Некоторые родители с легкостью отказываются от шлепков или адресованных детям оскорблений, стоит объяснить им, насколько это вредно. Доказательством тому служит пример этой женщины. Она била детей потому, что не знала, что делать этого не следует, и не сознавала последствий своих действий. Как только родители понимают, что есть и другие методы воспитания, они охотно переходят к ним. Но это удается не всем и не сразу, потому что подобное поведение не всегда полностью контролируется сознанием. Многим родителям необходимо время, чтобы научиться подчинять себе собственные импульсивные реакции. Но и есть и такие родители, которые не способны самостоятельно изменить свое поведение и нуждаются в посторонней помощи. Картина здесь примерно такая же, как в случае с курением: одни люди бросают курить легко, а другим приходиться прикладывать невообразимые усилия, поскольку курение – это тоже компульсивное расстройство, в рамках которого возникает стойкая зависимость.

Связана ли эта зависимость с биохимией организма? Если курильщик привык получать свою дозу никотина, то, может быть, у некоторых родителей тоже формируется зависимость от гормонов агрессии? Это не исключено. Во всяком случае, отрицать физиологический аспект склонности к насилию невозможно. Но поскольку я психолог, то постараюсь сосредоточиться именно на психологической стороне подобной зависимости.

Когда родитель бьет ребенка или наносит ему словесное оскорбление, он, сам того не сознавая, может получать некую «выгоду». Пока природа этой выгоды остается не проясненной и не выведенной в область сознательного, родителю очень трудно изменить свое поведение. Необходимо помнить, что родитель бьет ребенка не потому, что он злой, или извращенец, или это приносит ему удовольствие. Он поддается импульсу, вынуждающему его совершать над ребенком физическое или словесное насилие, потому что только так он может спастись от охватывающего его чувства тревоги.

Насилие по отношению к ребенку не бывает безотчетным; оно импульсивно или компульсивно. В обоих случаях оно не связано с конкретными поступками ребенка, которые служат разве что поводом, но никак не причиной.

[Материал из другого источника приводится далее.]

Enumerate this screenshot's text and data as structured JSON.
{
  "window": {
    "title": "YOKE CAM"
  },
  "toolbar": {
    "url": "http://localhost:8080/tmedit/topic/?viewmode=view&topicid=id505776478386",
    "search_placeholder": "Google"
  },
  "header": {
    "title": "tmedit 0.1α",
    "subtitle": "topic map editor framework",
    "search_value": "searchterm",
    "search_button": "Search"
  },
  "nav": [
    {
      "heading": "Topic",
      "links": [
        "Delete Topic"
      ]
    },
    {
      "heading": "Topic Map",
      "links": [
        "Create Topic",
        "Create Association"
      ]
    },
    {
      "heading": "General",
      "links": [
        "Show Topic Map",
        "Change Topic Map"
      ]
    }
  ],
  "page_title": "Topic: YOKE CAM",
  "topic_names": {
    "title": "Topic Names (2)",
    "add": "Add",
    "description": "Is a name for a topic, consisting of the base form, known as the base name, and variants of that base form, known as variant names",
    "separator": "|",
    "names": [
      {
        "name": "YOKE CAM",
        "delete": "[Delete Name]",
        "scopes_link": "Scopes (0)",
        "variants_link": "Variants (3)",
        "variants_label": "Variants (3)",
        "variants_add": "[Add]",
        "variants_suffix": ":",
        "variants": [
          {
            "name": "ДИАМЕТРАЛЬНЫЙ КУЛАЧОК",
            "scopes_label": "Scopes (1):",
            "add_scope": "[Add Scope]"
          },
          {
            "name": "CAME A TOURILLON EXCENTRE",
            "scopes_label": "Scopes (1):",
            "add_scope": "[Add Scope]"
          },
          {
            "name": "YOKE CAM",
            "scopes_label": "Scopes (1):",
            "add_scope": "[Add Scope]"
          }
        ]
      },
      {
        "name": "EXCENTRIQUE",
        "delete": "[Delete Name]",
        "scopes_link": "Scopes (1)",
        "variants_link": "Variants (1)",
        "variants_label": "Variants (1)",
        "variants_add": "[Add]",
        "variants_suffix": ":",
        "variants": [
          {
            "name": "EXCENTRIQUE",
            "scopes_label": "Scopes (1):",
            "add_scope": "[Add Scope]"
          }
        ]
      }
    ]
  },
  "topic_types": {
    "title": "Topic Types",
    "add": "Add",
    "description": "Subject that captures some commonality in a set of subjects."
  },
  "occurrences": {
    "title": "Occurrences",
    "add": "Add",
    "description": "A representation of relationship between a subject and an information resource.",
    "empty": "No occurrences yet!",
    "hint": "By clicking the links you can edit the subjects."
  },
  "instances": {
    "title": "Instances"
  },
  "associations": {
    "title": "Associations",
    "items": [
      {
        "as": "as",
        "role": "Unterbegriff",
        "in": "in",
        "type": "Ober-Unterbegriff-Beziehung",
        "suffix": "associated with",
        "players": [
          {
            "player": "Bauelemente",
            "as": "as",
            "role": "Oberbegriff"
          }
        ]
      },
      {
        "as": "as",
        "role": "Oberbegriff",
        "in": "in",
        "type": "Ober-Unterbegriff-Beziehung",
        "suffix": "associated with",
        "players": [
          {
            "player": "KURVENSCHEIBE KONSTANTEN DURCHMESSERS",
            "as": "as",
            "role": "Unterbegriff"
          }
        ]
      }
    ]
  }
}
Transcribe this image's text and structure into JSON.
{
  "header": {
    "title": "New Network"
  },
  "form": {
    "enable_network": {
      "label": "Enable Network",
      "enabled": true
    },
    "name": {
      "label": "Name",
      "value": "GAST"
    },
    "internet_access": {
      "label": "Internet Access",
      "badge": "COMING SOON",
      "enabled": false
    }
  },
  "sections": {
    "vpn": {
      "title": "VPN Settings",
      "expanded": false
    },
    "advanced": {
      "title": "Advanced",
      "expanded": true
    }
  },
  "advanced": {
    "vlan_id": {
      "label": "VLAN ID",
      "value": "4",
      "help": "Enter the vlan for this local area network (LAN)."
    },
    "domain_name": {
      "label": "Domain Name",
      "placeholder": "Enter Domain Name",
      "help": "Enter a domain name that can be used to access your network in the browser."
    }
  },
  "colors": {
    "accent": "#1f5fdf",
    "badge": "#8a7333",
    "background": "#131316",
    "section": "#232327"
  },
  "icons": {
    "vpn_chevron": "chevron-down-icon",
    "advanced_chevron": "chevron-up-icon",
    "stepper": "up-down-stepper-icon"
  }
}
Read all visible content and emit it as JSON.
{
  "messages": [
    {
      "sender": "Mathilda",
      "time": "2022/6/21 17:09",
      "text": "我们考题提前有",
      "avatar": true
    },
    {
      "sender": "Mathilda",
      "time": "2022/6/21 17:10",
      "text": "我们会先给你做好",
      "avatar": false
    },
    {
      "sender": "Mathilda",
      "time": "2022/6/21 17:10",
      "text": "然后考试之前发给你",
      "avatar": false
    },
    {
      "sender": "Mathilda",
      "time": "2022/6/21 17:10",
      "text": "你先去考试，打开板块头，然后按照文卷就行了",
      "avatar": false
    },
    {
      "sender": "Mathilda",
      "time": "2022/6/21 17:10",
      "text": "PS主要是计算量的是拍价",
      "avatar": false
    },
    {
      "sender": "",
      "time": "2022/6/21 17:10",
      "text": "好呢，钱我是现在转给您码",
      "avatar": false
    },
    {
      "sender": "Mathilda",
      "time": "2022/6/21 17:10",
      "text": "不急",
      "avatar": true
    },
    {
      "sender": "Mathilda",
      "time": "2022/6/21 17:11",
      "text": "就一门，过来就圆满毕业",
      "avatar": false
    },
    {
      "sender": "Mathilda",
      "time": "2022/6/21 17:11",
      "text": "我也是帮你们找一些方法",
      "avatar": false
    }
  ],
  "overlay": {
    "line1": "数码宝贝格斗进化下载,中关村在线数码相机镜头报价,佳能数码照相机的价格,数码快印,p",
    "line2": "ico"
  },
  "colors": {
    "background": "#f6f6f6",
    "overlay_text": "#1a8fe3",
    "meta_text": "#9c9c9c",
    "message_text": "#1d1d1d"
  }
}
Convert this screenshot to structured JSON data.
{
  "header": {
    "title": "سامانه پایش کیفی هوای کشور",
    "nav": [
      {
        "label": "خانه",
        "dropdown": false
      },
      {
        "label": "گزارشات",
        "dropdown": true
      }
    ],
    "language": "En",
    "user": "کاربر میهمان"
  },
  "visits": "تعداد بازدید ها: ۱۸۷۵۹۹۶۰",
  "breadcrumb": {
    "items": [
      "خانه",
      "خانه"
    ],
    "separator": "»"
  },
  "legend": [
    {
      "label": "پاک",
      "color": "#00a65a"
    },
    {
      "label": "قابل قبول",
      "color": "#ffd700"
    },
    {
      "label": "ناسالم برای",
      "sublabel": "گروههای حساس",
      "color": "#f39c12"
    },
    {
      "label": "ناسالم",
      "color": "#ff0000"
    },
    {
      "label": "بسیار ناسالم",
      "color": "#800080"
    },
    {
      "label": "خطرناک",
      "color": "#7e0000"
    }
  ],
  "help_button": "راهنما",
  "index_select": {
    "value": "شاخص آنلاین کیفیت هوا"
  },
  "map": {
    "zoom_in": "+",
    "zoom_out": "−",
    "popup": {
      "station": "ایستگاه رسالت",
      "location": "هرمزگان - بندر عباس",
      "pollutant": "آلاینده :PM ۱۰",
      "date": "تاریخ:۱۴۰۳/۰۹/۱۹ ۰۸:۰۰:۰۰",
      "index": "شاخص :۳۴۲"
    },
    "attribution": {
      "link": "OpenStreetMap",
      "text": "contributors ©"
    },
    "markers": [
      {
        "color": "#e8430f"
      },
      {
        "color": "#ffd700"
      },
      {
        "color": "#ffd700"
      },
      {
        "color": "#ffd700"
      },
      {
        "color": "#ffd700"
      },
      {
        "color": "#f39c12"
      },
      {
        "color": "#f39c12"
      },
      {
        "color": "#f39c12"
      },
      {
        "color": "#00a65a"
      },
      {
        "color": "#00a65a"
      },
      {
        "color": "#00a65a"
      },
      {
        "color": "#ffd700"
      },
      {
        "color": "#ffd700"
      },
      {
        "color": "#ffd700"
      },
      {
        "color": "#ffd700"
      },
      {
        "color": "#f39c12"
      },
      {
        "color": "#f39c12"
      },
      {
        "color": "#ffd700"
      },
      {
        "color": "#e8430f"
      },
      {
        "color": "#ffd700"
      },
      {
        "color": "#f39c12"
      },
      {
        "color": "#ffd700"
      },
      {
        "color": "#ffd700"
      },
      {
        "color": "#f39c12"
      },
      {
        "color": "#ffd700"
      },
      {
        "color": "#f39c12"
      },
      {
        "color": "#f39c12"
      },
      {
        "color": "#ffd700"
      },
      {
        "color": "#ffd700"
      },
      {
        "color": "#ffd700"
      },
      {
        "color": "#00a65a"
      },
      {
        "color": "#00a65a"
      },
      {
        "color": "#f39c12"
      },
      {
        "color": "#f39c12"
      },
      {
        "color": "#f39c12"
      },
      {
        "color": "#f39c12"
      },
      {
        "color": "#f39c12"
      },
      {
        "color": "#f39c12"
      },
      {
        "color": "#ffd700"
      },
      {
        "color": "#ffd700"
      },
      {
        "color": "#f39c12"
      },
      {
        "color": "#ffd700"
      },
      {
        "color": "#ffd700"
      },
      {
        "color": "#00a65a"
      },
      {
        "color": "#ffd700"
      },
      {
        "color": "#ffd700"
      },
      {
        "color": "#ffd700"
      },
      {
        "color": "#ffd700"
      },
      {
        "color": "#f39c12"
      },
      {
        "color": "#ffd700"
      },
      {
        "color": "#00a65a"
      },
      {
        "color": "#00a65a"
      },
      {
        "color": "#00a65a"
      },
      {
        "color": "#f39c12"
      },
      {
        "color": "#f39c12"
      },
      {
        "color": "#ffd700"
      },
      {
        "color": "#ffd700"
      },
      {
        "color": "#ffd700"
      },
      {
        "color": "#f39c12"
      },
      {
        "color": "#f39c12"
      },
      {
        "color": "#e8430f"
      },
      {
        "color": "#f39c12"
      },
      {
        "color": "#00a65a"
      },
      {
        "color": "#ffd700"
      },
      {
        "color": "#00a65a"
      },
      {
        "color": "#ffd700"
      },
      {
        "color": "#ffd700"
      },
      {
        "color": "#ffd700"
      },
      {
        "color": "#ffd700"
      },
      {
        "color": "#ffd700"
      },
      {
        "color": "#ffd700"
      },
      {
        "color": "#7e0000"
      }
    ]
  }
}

5. Когда импульсивное поведение становится компульсивным

На улице лето. В почтовом отделении скопилась очередь человек из десяти. В помещении жарко и душно. Белокурый мальчик лет четырех заплакал, и мать наподдает ему по попе: «А ну, успокойся сейчас же!» Она явно на взводе. Она держит ребенка за руку, он вырывается. «Еще хочешь?» – спрашивает она, поднимая свободную руку. Наконец мальчику удается выскользнуть, он удирает к центру зала, где стоит стенд с открытками, и принимается бегать вокруг. Мать бросается за ним и снова его шлепает. Мальчик рыдает, но вскоре успокаивается и начинает играть. Через некоторое время, забыв, что мать его наказывала, он с улыбкой кричит ей: «Мама, мама, смотри, что у меня есть!» Но мать ни о чем не забыла. «Я с тобой не разговариваю, – отрезает она, – потому что ты плохо себя вел». Еще через несколько минут, когда ребенок подходит к матери, она встречает его очередным шлепком. Он садится на пол и плачет.